It seems like judgmental bootstrapping presumes that one has access either to trusted expert forecasts, or else to some way of determining retrospectively which forecasts are accurate — without these we can’t get data to train our model.
In this case, we can resolve the arguing problem by rewarding agreement with expert forecasts (and perhaps only actually checking against those forecasts with small probability), or else retrospectively by seeing which predictions were best after the fact.
If we have access to expert forecasts (or retrospective reliability tests) in one domain then we could try to transfer the learned models to a new domain in which forecasts aren’t available. I have been trying to make minimal assumptions about this kind of transfer, and moreover I would want to elicit expert-level views about “what are the important differences between the old domain and this new domain.” If we don’t have expert forecasts in the new domain, then it can’t be too similar to the old domain: there must be some difference that is responsible for the inavailability of expert feedback in the new domain. In the AI case, these tend to be just the kinds of transfer that are most likely to be problematic.

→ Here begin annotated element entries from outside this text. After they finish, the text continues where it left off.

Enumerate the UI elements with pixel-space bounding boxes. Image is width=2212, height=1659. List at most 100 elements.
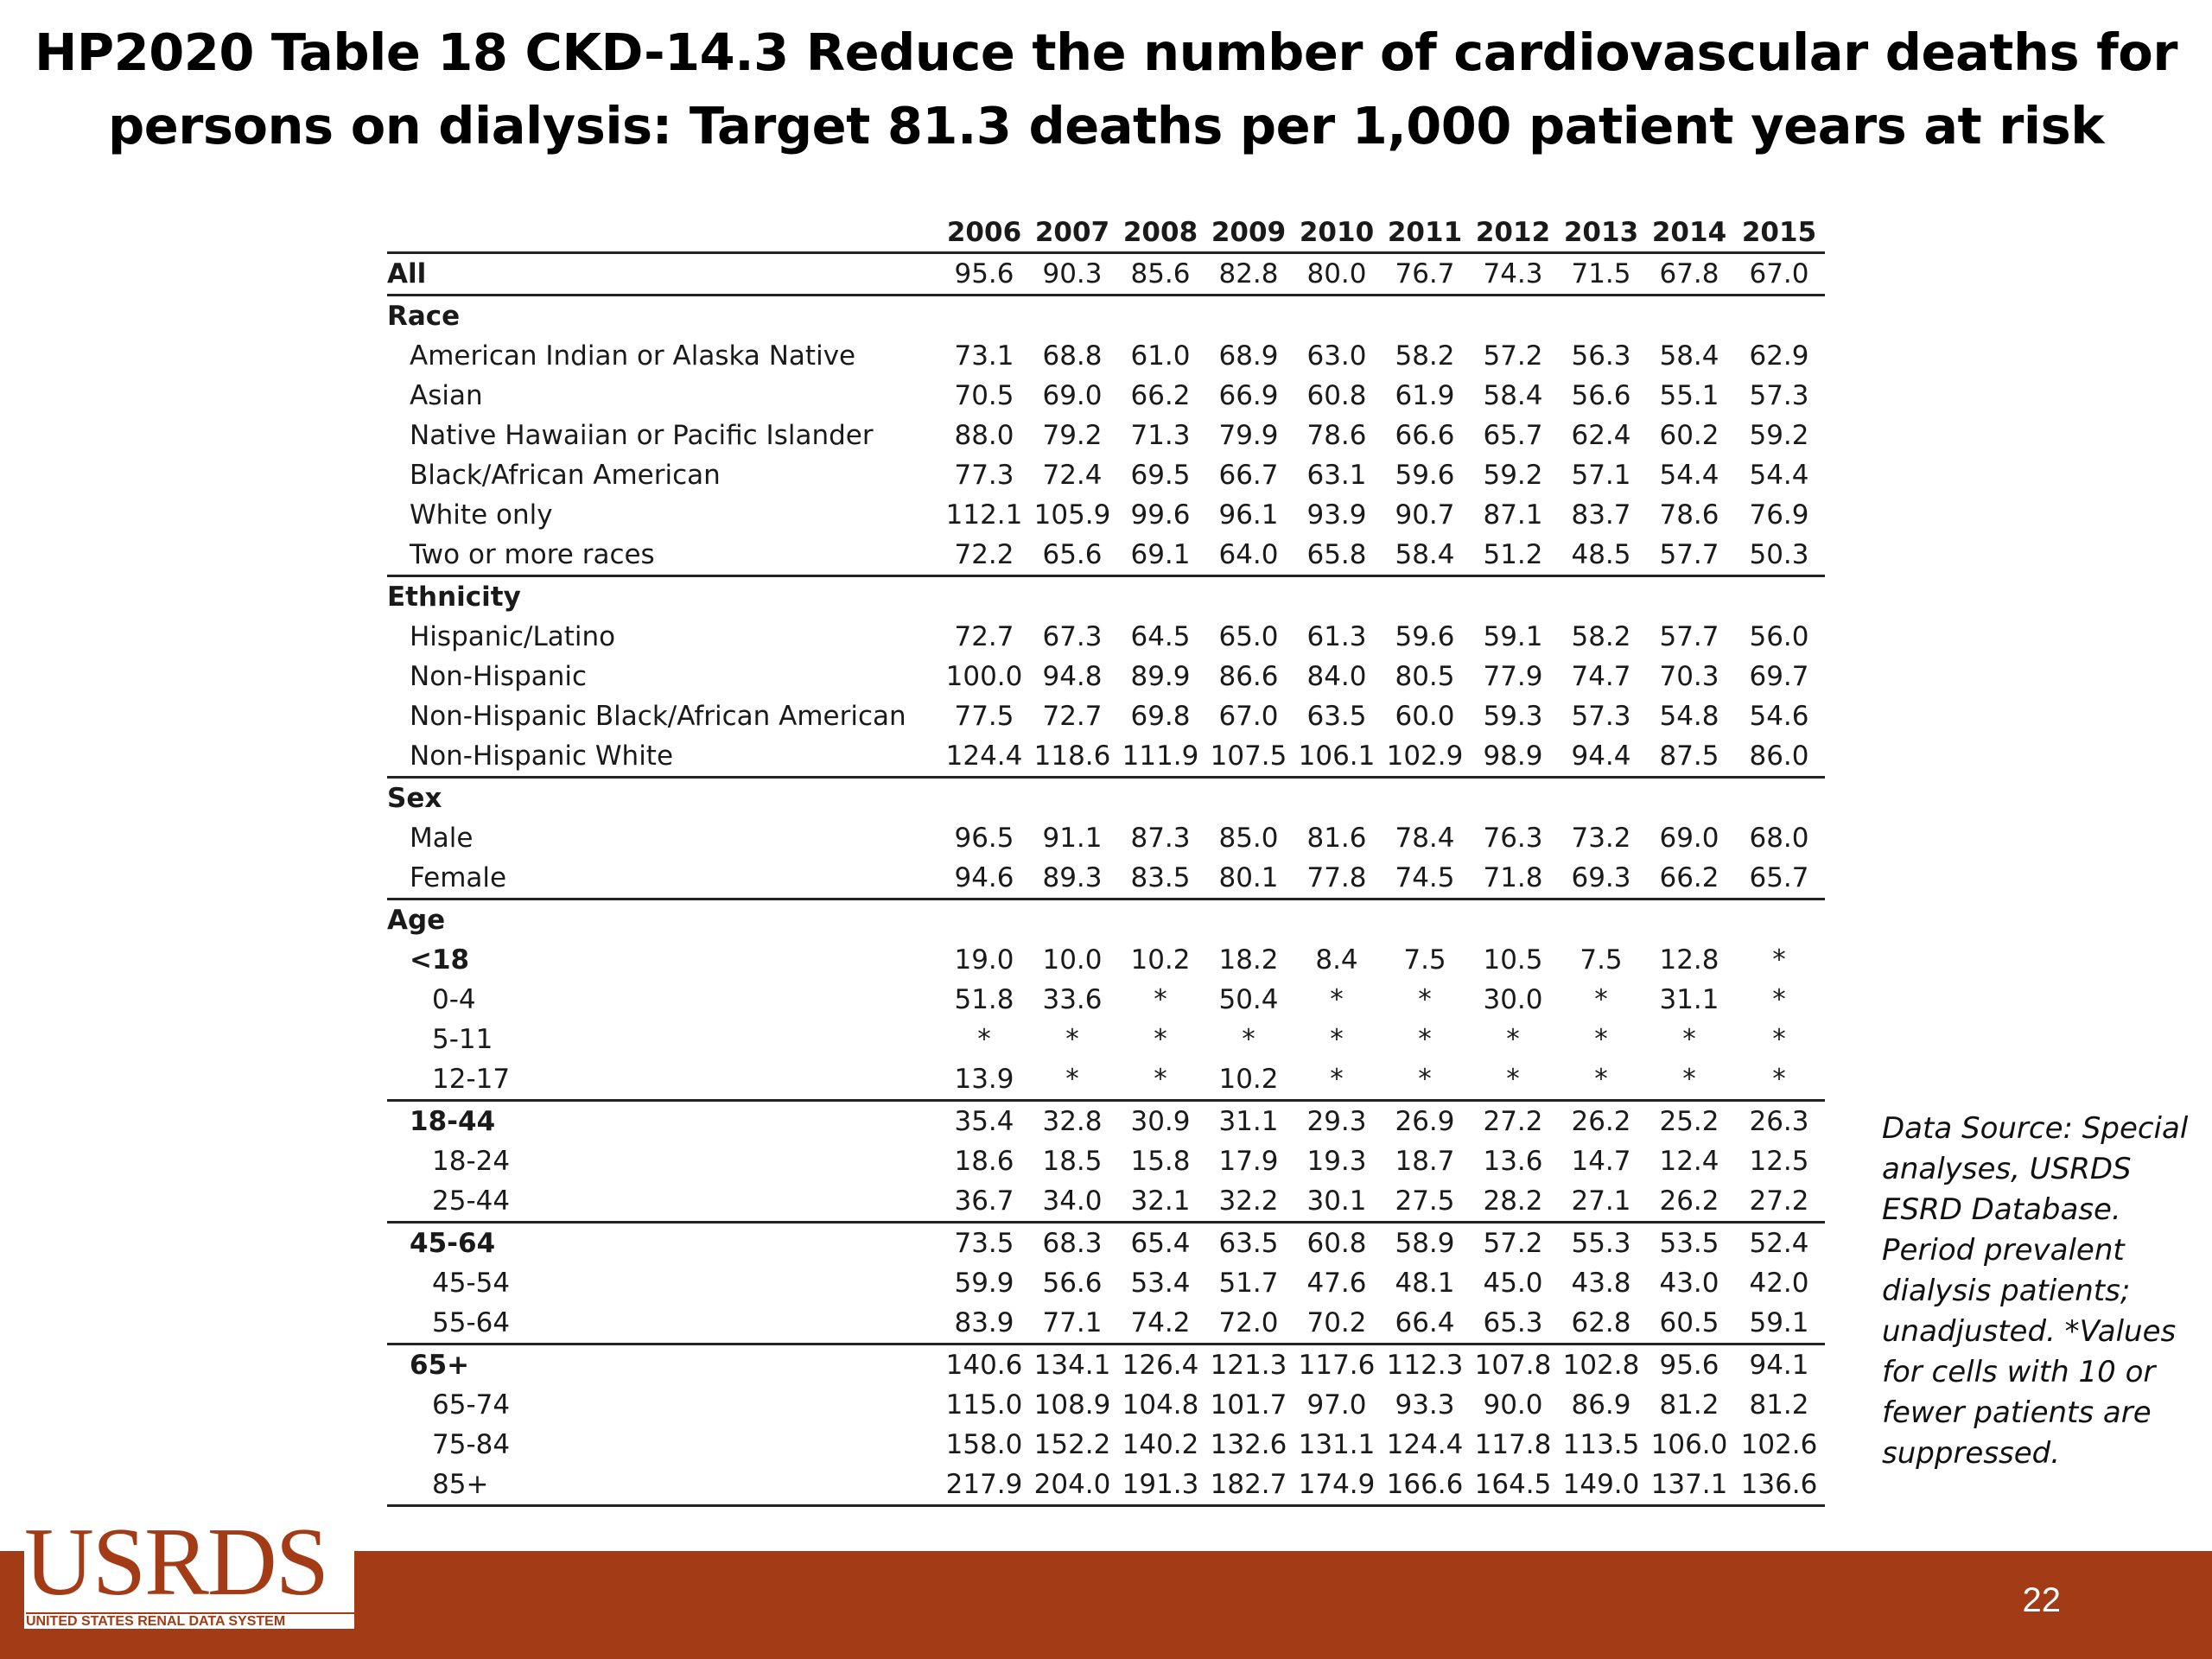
value-cell: 55.1 [1659,380,1719,411]
value-cell: * [1772,944,1786,976]
value-cell: 18.2 [1218,944,1279,976]
value-cell: 64.0 [1205,535,1293,577]
value-cell: 7.5 [1403,944,1446,976]
row-label: Race [387,301,461,332]
value-cell: 117.8 [1474,1429,1552,1460]
value-cell: 140.2 [1122,1429,1199,1460]
value-cell: 68.0 [1749,823,1809,854]
value-cell [1733,778,1825,819]
value-cell: 217.9 [940,1465,1028,1507]
value-cell: 132.6 [1210,1429,1287,1460]
value-cell: 121.3 [1210,1350,1287,1381]
value-cell: 99.6 [1130,499,1191,531]
data-source-note: Data Source: Special analyses, USRDS ESR… [1882,1111,2189,1471]
row-label: Asian [410,380,483,411]
row-label: 65-74 [432,1389,511,1421]
year-header: 2008 [1122,217,1198,248]
value-cell: 57.2 [1483,1228,1543,1259]
section-header-row: Race [387,296,1825,337]
year-header: 2006 [946,217,1022,248]
value-cell: 31.1 [1659,984,1719,1015]
table-row: 5-11 * * * * * * * * * * [387,1020,1825,1059]
row-label: 75-84 [432,1429,511,1460]
value-cell: 80.5 [1395,661,1455,692]
value-cell: 106.1 [1293,736,1381,779]
section-header-row: Ethnicity [387,576,1825,618]
value-cell: 65.3 [1469,1303,1557,1345]
row-label: Non-Hispanic White [387,736,940,779]
value-cell [1205,296,1293,337]
value-cell [1205,778,1293,819]
value-cell: 158.0 [945,1429,1023,1460]
value-cell: 72.2 [940,535,1028,577]
value-cell: 182.7 [1205,1465,1293,1507]
table-row: <18 19.0 10.0 10.2 18.2 8.4 7.5 10.5 7.5 12.8 * [387,940,1825,980]
value-cell: 61.0 [1130,340,1191,372]
value-cell: 52.4 [1749,1228,1809,1259]
value-cell: 85.0 [1218,823,1279,854]
value-cell: 42.0 [1749,1268,1809,1299]
value-cell: 113.5 [1562,1429,1640,1460]
value-cell: 27.5 [1381,1181,1469,1224]
value-cell: 59.1 [1483,621,1543,652]
value-cell: 57.3 [1571,701,1631,732]
value-cell: * [1242,1024,1255,1055]
value-cell: 66.9 [1218,380,1279,411]
value-cell: 19.0 [954,944,1014,976]
value-cell: 70.5 [954,380,1014,411]
header-label-cell [387,205,940,253]
table-body: All 95.6 90.3 85.6 82.8 80.0 76.7 74.3 71.5 67.8 6… [387,252,1825,1507]
value-cell: 164.5 [1469,1465,1557,1507]
table-row: 85+ 217.9 204.0 191.3 182.7 174.9 166.6 164.5 14… [387,1465,1825,1507]
value-cell: 34.0 [1028,1181,1116,1224]
value-cell: 30.1 [1293,1181,1381,1224]
value-cell: * [1028,1059,1116,1102]
value-cell: 72.0 [1205,1303,1293,1345]
value-cell [1381,778,1469,819]
value-cell: 36.7 [940,1181,1028,1224]
value-cell: 107.8 [1474,1350,1552,1381]
value-cell: 65.7 [1483,420,1543,451]
value-cell: 43.8 [1571,1268,1631,1299]
value-cell [1116,296,1205,337]
row-label: Two or more races [387,535,940,577]
value-cell: 61.3 [1306,621,1367,652]
value-cell: 102.8 [1562,1350,1640,1381]
value-cell: 57.3 [1749,380,1809,411]
value-cell [1733,576,1825,618]
row-label: 65+ [410,1350,470,1381]
value-cell: * [1506,1024,1520,1055]
value-cell: 124.4 [940,736,1028,779]
value-cell: 63.0 [1306,340,1367,372]
value-cell: * [1594,984,1608,1015]
value-cell: * [1065,1024,1079,1055]
value-cell: 59.3 [1483,701,1543,732]
row-label: Female [387,858,940,900]
value-cell: 66.2 [1645,858,1733,900]
value-cell: * [1682,1024,1696,1055]
row-label: 55-64 [387,1303,940,1345]
value-cell: 48.5 [1557,535,1645,577]
value-cell [1293,899,1381,941]
value-cell: 56.6 [1042,1268,1103,1299]
value-cell: 54.6 [1749,701,1809,732]
value-cell: * [1418,984,1432,1015]
year-header: 2015 [1741,217,1817,248]
value-cell: 118.6 [1028,736,1116,779]
value-cell: 131.1 [1298,1429,1376,1460]
value-cell: 58.4 [1381,535,1469,577]
table-row: Black/African American 77.3 72.4 69.5 66.7 63… [387,455,1825,495]
value-cell: * [1645,1059,1733,1102]
value-cell: 68.3 [1042,1228,1103,1259]
value-cell: 79.9 [1218,420,1279,451]
value-cell: 13.9 [940,1059,1028,1102]
value-cell [1205,899,1293,941]
value-cell: 69.1 [1116,535,1205,577]
value-cell: 58.4 [1483,380,1543,411]
value-cell [1645,778,1733,819]
value-cell: 94.8 [1042,661,1103,692]
value-cell: 10.2 [1130,944,1191,976]
value-cell: 26.3 [1749,1106,1809,1137]
table-row: Asian 70.5 69.0 66.2 66.9 60.8 61.9 58.4 56.6 55.… [387,376,1825,416]
table-row: Non-Hispanic Black/African American 77.5 7… [387,696,1825,736]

I am most interested in the case where we lack trusted experts, and where we can’t use simple rules to evaluate performance after the fact (typically because the problem is not a simple prediction problem — it is a design problem, or a very long-range prediction, or some other kind of question altogether). These are the hard cases for AI control — if we have trusted experts we can use imitation learning, which is basically the same as judgmental bootstrapping; if we have ex post evaluations that capture what we care about then we can use traditional reinforcement learning.

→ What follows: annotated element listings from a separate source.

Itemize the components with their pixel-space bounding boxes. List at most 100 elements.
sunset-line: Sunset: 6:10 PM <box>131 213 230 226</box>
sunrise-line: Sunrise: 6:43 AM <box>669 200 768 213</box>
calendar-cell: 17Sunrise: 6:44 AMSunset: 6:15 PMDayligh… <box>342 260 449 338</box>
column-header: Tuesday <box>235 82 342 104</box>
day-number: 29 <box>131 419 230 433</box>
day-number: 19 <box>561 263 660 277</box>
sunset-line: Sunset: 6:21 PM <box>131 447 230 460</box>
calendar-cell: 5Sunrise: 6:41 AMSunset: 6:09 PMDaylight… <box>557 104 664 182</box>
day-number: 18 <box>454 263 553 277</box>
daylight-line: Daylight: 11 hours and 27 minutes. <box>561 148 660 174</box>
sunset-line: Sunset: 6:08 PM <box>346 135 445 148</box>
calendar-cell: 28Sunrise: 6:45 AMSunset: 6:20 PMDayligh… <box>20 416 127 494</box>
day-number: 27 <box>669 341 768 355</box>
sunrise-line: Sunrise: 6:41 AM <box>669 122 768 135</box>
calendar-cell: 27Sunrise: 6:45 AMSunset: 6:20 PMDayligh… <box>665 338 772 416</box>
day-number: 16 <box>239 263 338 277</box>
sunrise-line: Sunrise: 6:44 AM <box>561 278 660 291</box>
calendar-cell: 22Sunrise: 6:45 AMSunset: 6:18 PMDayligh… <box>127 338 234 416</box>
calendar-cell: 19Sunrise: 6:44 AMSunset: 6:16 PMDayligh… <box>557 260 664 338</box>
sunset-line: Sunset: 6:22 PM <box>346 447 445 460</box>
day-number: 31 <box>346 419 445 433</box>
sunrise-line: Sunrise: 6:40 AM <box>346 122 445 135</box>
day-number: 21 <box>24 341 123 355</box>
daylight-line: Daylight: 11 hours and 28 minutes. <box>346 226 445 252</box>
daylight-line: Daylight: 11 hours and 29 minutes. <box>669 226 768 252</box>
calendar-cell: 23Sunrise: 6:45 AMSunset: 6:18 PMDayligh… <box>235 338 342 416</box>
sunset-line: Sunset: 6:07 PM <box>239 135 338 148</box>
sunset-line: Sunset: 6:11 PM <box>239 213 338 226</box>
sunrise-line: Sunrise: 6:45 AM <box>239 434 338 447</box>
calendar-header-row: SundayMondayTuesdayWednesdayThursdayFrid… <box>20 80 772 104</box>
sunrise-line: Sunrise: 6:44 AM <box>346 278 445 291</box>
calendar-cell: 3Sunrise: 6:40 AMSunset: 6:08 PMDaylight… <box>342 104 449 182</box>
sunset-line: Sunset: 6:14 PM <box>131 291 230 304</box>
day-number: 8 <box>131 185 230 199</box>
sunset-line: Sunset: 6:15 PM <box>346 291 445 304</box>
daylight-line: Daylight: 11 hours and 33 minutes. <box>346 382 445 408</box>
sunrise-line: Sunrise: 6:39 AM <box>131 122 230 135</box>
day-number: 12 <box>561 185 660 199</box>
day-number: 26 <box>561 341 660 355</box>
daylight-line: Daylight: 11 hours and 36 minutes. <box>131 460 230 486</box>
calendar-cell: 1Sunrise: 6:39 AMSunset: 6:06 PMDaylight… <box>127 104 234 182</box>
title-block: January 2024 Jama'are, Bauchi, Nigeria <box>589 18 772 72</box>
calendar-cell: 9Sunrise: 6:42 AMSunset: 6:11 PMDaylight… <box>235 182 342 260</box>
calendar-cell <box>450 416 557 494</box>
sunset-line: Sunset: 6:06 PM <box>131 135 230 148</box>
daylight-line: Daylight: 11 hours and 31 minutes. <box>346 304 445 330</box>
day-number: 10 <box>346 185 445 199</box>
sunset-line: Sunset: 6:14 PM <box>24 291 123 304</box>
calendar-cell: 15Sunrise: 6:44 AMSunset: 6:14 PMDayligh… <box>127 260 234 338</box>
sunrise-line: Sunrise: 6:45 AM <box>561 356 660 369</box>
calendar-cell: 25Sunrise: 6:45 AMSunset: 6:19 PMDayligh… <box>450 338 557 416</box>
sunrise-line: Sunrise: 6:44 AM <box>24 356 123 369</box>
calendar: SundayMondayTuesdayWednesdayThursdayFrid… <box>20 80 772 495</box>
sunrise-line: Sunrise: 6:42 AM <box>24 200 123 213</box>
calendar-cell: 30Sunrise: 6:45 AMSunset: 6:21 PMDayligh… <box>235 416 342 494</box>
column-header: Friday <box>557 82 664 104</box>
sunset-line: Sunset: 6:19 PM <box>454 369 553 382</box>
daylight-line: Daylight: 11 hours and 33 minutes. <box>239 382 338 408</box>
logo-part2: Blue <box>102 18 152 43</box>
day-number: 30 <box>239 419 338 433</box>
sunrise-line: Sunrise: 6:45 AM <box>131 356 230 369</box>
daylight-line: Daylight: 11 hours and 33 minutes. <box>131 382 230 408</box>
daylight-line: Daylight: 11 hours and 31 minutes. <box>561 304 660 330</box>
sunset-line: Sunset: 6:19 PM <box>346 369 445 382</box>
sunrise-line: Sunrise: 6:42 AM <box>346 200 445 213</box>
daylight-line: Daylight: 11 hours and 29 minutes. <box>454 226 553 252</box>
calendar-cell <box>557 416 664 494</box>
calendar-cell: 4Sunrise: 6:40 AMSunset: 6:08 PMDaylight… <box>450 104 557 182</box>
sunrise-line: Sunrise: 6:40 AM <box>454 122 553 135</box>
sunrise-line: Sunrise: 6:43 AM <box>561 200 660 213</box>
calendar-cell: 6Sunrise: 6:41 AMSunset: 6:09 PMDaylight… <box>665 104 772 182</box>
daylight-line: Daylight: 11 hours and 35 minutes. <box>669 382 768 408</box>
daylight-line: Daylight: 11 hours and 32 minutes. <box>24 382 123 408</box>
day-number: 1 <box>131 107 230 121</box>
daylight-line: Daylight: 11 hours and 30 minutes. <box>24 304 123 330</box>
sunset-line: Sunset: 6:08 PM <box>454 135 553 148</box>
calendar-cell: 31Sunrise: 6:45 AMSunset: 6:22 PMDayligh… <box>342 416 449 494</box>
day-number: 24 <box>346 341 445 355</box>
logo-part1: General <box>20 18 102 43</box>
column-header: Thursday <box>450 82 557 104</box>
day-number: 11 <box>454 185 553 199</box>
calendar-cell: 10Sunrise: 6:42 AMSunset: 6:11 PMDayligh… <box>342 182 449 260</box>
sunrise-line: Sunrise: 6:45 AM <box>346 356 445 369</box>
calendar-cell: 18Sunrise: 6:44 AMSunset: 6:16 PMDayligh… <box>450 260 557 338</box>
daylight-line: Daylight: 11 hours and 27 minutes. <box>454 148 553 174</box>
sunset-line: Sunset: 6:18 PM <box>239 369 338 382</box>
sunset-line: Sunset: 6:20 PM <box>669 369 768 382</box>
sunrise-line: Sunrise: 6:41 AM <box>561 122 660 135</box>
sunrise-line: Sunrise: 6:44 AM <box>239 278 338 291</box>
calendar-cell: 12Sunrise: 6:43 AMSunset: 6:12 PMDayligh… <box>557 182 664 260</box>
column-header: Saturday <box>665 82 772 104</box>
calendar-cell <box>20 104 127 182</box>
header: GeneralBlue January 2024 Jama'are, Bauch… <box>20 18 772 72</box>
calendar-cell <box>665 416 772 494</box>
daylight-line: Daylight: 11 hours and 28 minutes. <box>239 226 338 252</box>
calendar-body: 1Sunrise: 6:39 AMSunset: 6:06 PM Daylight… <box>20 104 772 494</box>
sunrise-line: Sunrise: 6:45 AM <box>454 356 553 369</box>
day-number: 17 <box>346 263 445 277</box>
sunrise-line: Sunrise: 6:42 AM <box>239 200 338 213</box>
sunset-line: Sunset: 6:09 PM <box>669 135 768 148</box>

I’m also interested in trying to reduce our reliance on this kind of information, even in domains where it is available, so that our techniques will better generalize to future domains where it isn’t available.
The hope is then for evaluations-of-explanations to serve as an adequate substitute for feedback from nature. This is what allows us to replace “optimizing an explicit reward signal in nature” with “optimizing the values implicit in the user’s head.”